Did you see the film "2010", the sequel to 2001: A Space Odyssey? A joint American- Soviet expedition is sent to Jupiter to discover what went wrong with the U.S.S. Discovery against a backdrop of growing global tensions. Among the mysteries the expedition must explain are the appearance of a huge black monolith in Jupiter's orbit and the fate of H.A.L., the Discovery's sentient computer.

It was released in 1984. Good times.

That was before the Internet, before rap replaced pop, before iPods replaced discmans, file sharing changed music purchase habits, satellite radio, digital music, Internet radio, and terrorism was something that happened overseas.

Hard to believe we're closer to 2010 now than we are to 2001.

And 2010 will be a tipping point for radio in many ways.

From developing behaviors of radio listeners, changes in the ways they use radio are occurring more rapidly than perhaps is commonly known. Much like time-lapse photography where you don't recognize change unless you piece together views of behavior over long periods of time, the change in media has truly been a rapid development over a short period of time and radio's 'light at the end of the tunnel' is more likely to be an on-coming train than an end to difficult times.

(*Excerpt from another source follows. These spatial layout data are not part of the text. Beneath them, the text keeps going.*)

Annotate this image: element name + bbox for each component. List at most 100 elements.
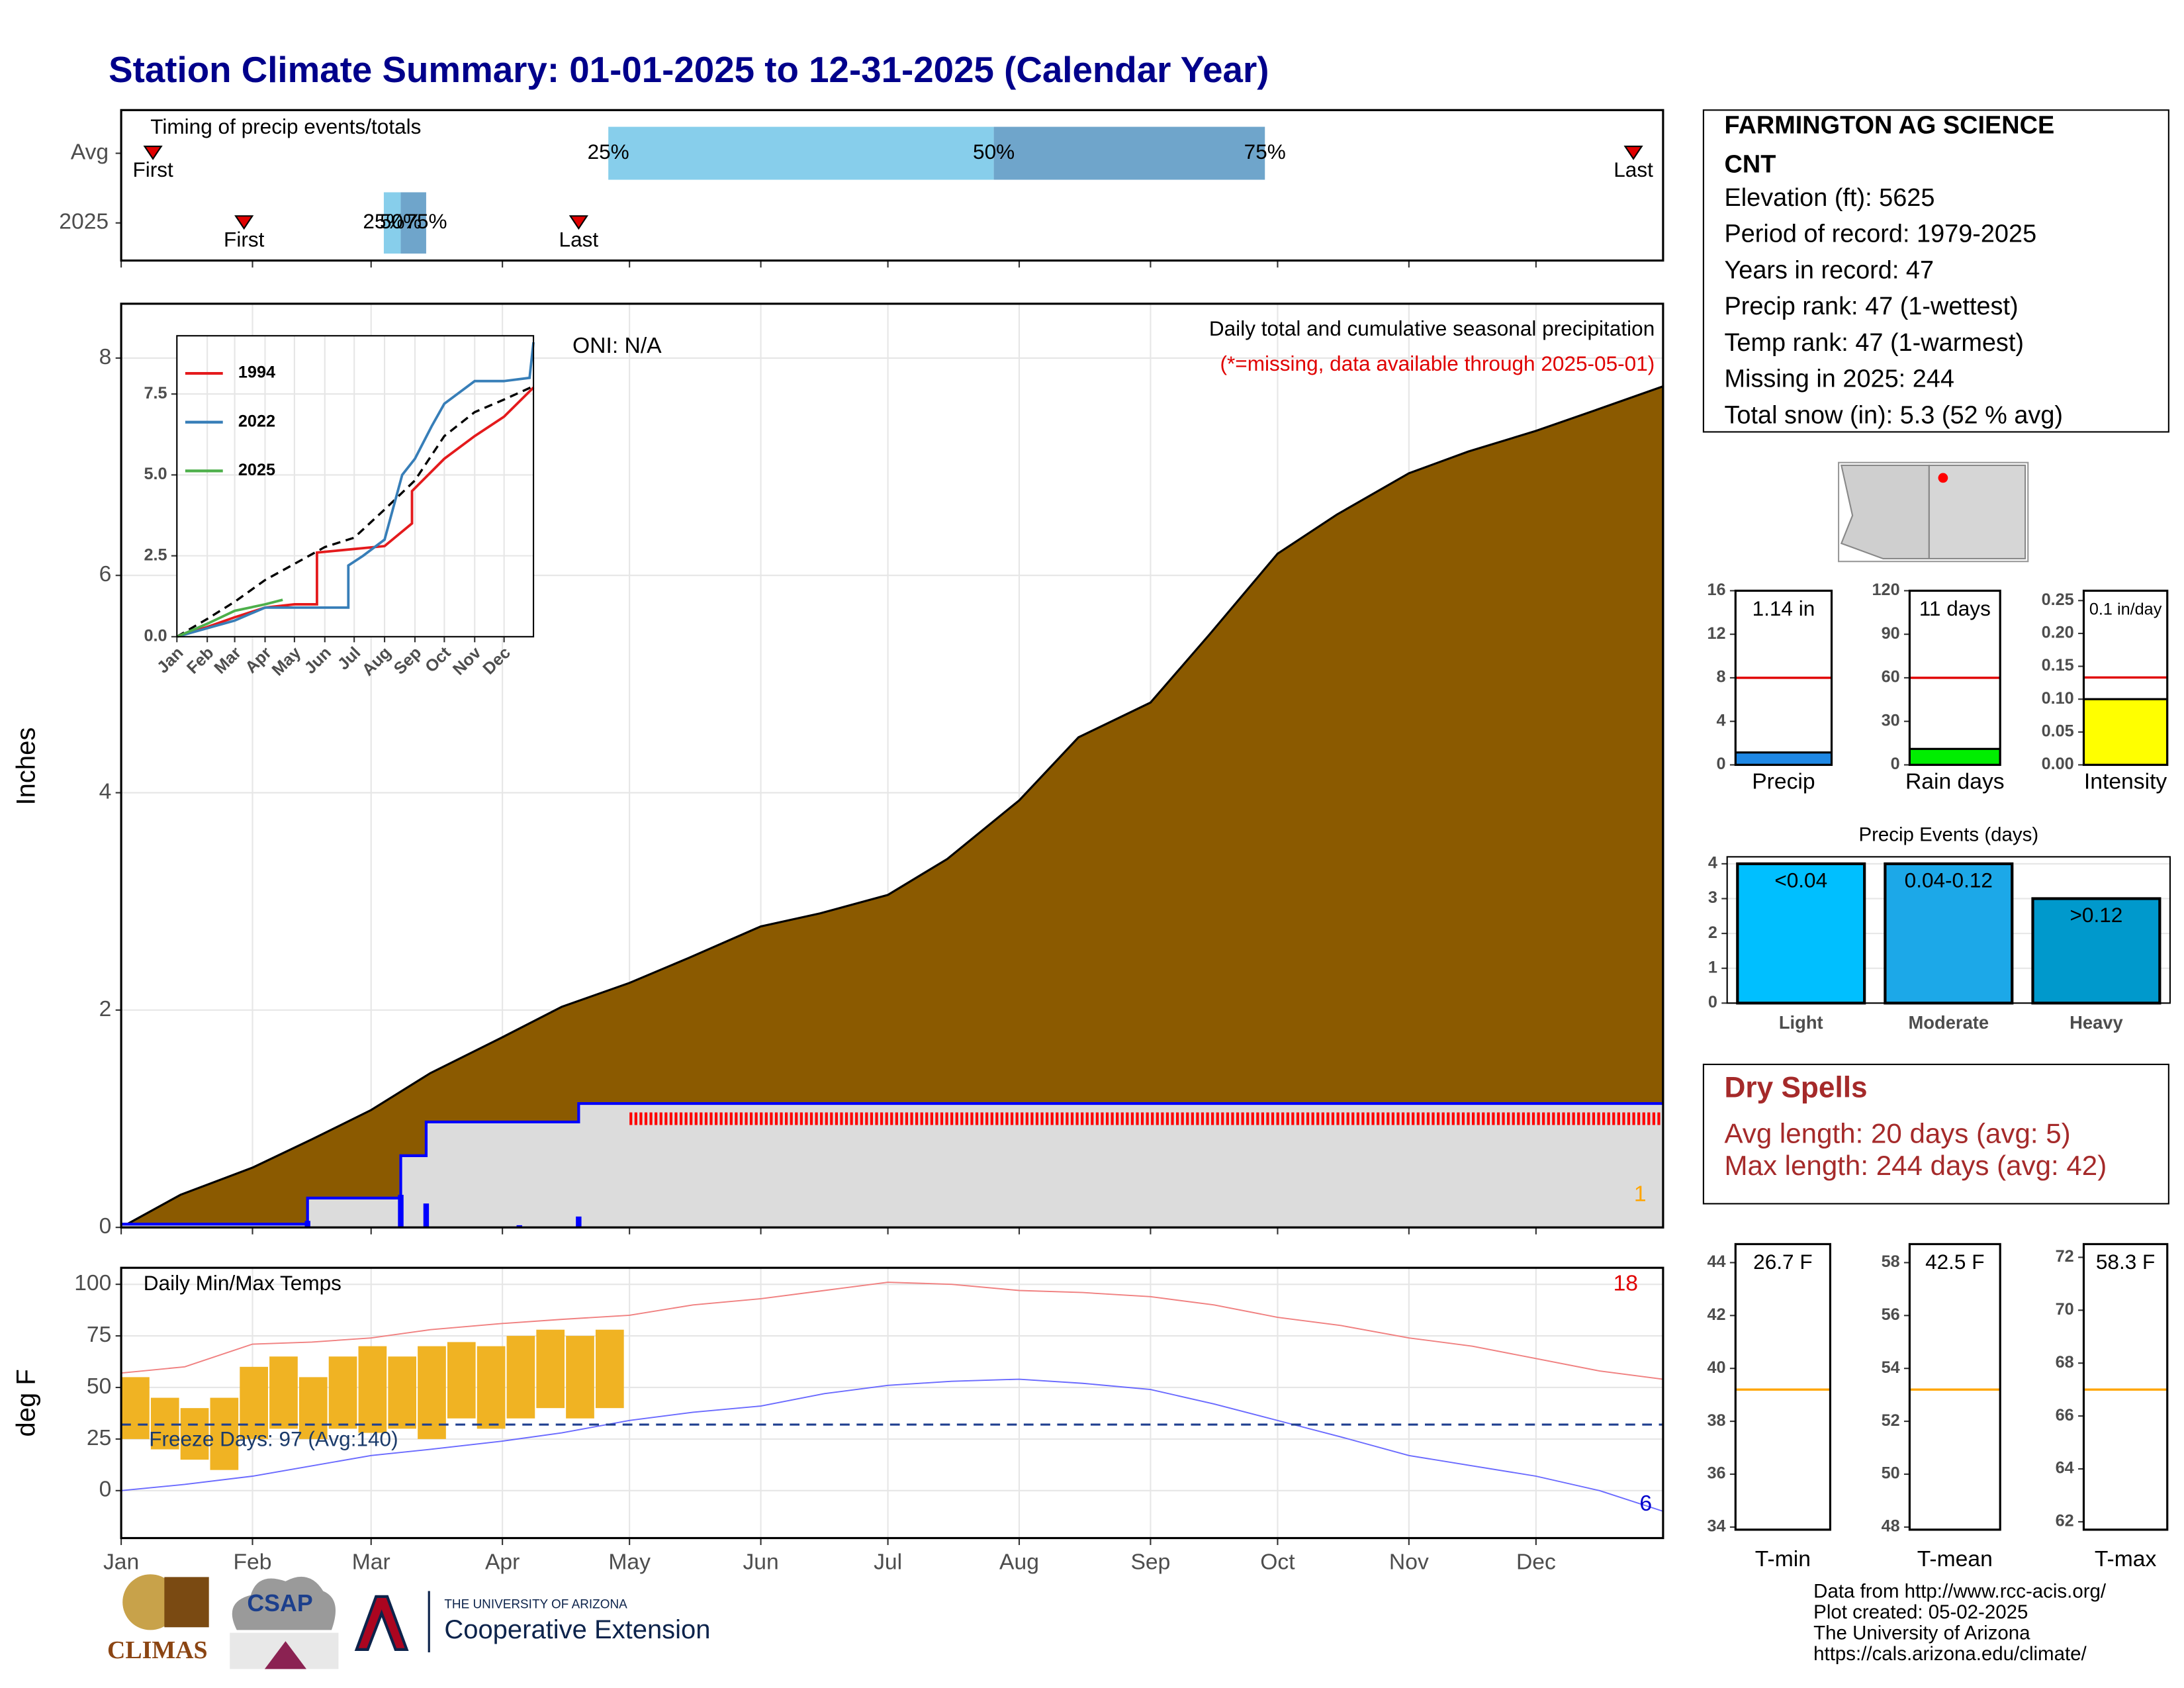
y-tick-label: 38 <box>1707 1411 1725 1430</box>
percentile-bar <box>400 192 426 254</box>
daily-bar <box>516 1225 522 1228</box>
y-tick-label: 75 <box>87 1323 111 1347</box>
plot-border <box>1734 589 1833 767</box>
station-line: Temp rank: 47 (1-warmest) <box>1724 329 2024 357</box>
y-tick-label: 0.10 <box>2042 689 2074 708</box>
station-name: FARMINGTON AG SCIENCE <box>1724 112 2054 140</box>
temp-bar <box>566 1336 594 1419</box>
event-label: Last <box>559 227 599 251</box>
value-label: 1.14 in <box>1752 596 1815 620</box>
event-marker <box>143 145 163 160</box>
plot-border <box>1726 856 2171 1004</box>
average-area <box>120 385 1664 1229</box>
ua-logo <box>354 1595 409 1651</box>
y-tick-label: 0.05 <box>2042 722 2074 740</box>
value-label: 58.3 F <box>2096 1250 2155 1274</box>
temp-bar <box>388 1356 417 1429</box>
series-line <box>176 387 535 638</box>
x-tick-label: Nov <box>1389 1550 1429 1574</box>
event-label: First <box>132 158 173 181</box>
station-name: CNT <box>1724 150 1776 178</box>
station-line: Years in record: 47 <box>1724 256 1934 284</box>
station-line: Total snow (in): 5.3 (52 % avg) <box>1724 401 2063 429</box>
cumulative-fill <box>121 1103 1663 1228</box>
event-marker <box>569 215 588 230</box>
dry-spells-box <box>1702 1063 2169 1205</box>
y-tick-label: 42 <box>1707 1305 1725 1324</box>
x-tick-label: T-mean <box>1917 1547 1993 1571</box>
y-tick-label: 70 <box>2056 1300 2074 1319</box>
plot-border <box>2082 589 2169 767</box>
map-state <box>1928 464 2026 560</box>
freeze-label: Freeze Days: 97 (Avg:140) <box>149 1427 398 1451</box>
plot-border <box>176 335 535 637</box>
y-tick-label: 0 <box>99 1477 112 1502</box>
logos: CLIMAS CSAP THE UNIVERSITY OF ARIZONA Co… <box>107 1574 711 1669</box>
event-marker <box>234 215 254 230</box>
daily-bar <box>576 1216 582 1228</box>
plot-border <box>1908 1243 2001 1531</box>
x-tick-label: Oct <box>1260 1550 1295 1574</box>
y-tick-label: 4 <box>99 779 112 804</box>
y-tick-label: 4 <box>1717 711 1726 729</box>
event-label: Last <box>1614 158 1653 181</box>
csap-mountain <box>264 1641 307 1669</box>
y-axis-label: deg F <box>12 1369 41 1436</box>
event-label: First <box>224 227 265 251</box>
bar <box>1736 862 1866 1005</box>
corner-label: 1 <box>1634 1182 1647 1207</box>
y-tick-label: 48 <box>1882 1517 1900 1536</box>
y-tick-label: 50 <box>87 1374 111 1399</box>
average-line <box>176 385 534 638</box>
y-tick-label: 52 <box>1882 1411 1900 1430</box>
temp-bar <box>240 1366 269 1439</box>
percentile-label: 50% <box>380 209 422 233</box>
dry-spells-line: Avg length: 20 days (avg: 5) <box>1724 1117 2070 1149</box>
plot-border <box>120 109 1664 262</box>
plot-background <box>1735 1244 1831 1530</box>
x-tick-label: Heavy <box>2070 1012 2123 1033</box>
climas-logo: CLIMAS <box>107 1636 208 1664</box>
climas-emblem <box>164 1577 209 1628</box>
y-tick-label: 0.15 <box>2042 656 2074 675</box>
row-label: Avg <box>71 140 109 164</box>
plot-background <box>2083 1244 2167 1530</box>
footer-line: Data from http://www.rcc-acis.org/ <box>1813 1580 2107 1602</box>
y-tick-label: 50 <box>1882 1464 1900 1483</box>
y-tick-label: 60 <box>1882 668 1900 686</box>
bar-label: 0.04-0.12 <box>1905 868 1993 892</box>
x-tick-label: Apr <box>485 1550 520 1574</box>
percentile-label: 75% <box>1244 140 1286 164</box>
temp-bar <box>298 1377 328 1439</box>
value-label: 0.1 in/day <box>2089 600 2162 619</box>
y-tick-label: 68 <box>2056 1353 2074 1372</box>
y-tick-label: 34 <box>1707 1517 1725 1536</box>
record-line <box>121 1378 1664 1512</box>
bar <box>2083 698 2167 765</box>
temp-bar <box>121 1377 150 1439</box>
plot-border <box>1734 1243 1832 1531</box>
y-tick-label: 2 <box>99 997 112 1021</box>
y-tick-label: 90 <box>1882 624 1900 643</box>
temp-bar <box>506 1336 535 1419</box>
panel-title: Timing of precip events/totals <box>150 115 421 138</box>
value-label: 26.7 F <box>1753 1250 1812 1274</box>
y-tick-label: 1 <box>1708 958 1717 976</box>
temp-bar <box>477 1346 506 1429</box>
y-tick-label: 100 <box>74 1271 111 1295</box>
plot-background <box>1909 1244 2001 1530</box>
page-title: Station Climate Summary: 01-01-2025 to 1… <box>109 49 1269 90</box>
y-tick-label: 12 <box>1707 624 1725 643</box>
temp-bar <box>210 1397 239 1470</box>
temp-bar <box>536 1329 565 1409</box>
panel-title: Precip Events (days) <box>1858 824 2038 846</box>
panel-title: Daily Min/Max Temps <box>144 1271 341 1295</box>
bar <box>1909 747 2001 765</box>
y-tick-label: 8 <box>99 345 112 369</box>
y-tick-label: 120 <box>1872 581 1900 599</box>
y-tick-label: 64 <box>2056 1459 2074 1477</box>
y-tick-label: 72 <box>2056 1247 2074 1266</box>
dry-spells-title: Dry Spells <box>1724 1072 1867 1104</box>
y-tick-label: 0.25 <box>2042 590 2074 609</box>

And like the movie "2010", if radio had had the ability to send a probe into the future back in 1984 to learn what went wrong, hindsight would most surely have kick-started an industry wide reaction that would have perhaps led to a different outcome.

For here we are a mere 29 months from 2010 and radio is running out of time.

Running out of time to remain competitive.

Running out of time to develop its people.

Running out of time to adapt to the digital universe.

Running out of time to learn how to microtarget.

Looking back over the last 6 years of work with clients of Bridge Ratings, it is becoming agonizingly clear that while the radio business has made solid efforts to grow its industry and to adapt it to the changing technological realities, it truly has not done enough. And this is what concerns me: current senior management at radio's best companies is not embracing the fact quickly enough that the future of our business rests solely on their shoulders - on their watch.

Today's senior radio managers will be long gone leaving their trainees the keys to the kingdom. It is the opinion of many that the next generation of radio leaders, in general, do not have the technical and operational knowledge or experience to lead this business into the future.

Left in the hands of less experienced, inappropriately trained and myopic junior management, the industry will struggle to maintain status quo.

There is little going on in the area of strategic development in our business: programming development, creative sales development, new revenue stream development, marketing development and personnel/management development.

Frankly, I'm flummoxed (great word) about why this industry doesn't respond to the implications of its future.

Certainly, there has been plenty of coverage of multiple future forecasts about impending change and how fast it is occurring and the impact of audience attrition. So, it isn't non-awareness - and it isn't stupidity.

It is inertia more than actual resources that is the problem. And inertia in many ways is a much more difficult quagmire to be free of.

Yes, 2010 is coming fast and radio seems less prepared to exist in a technologically accelerating world.

It does, however, have a resource most of its competitors covet: its people. And its people are what just might save the radio industry from being swept over by the tide of change.

Let us hope that the powers that be know this too.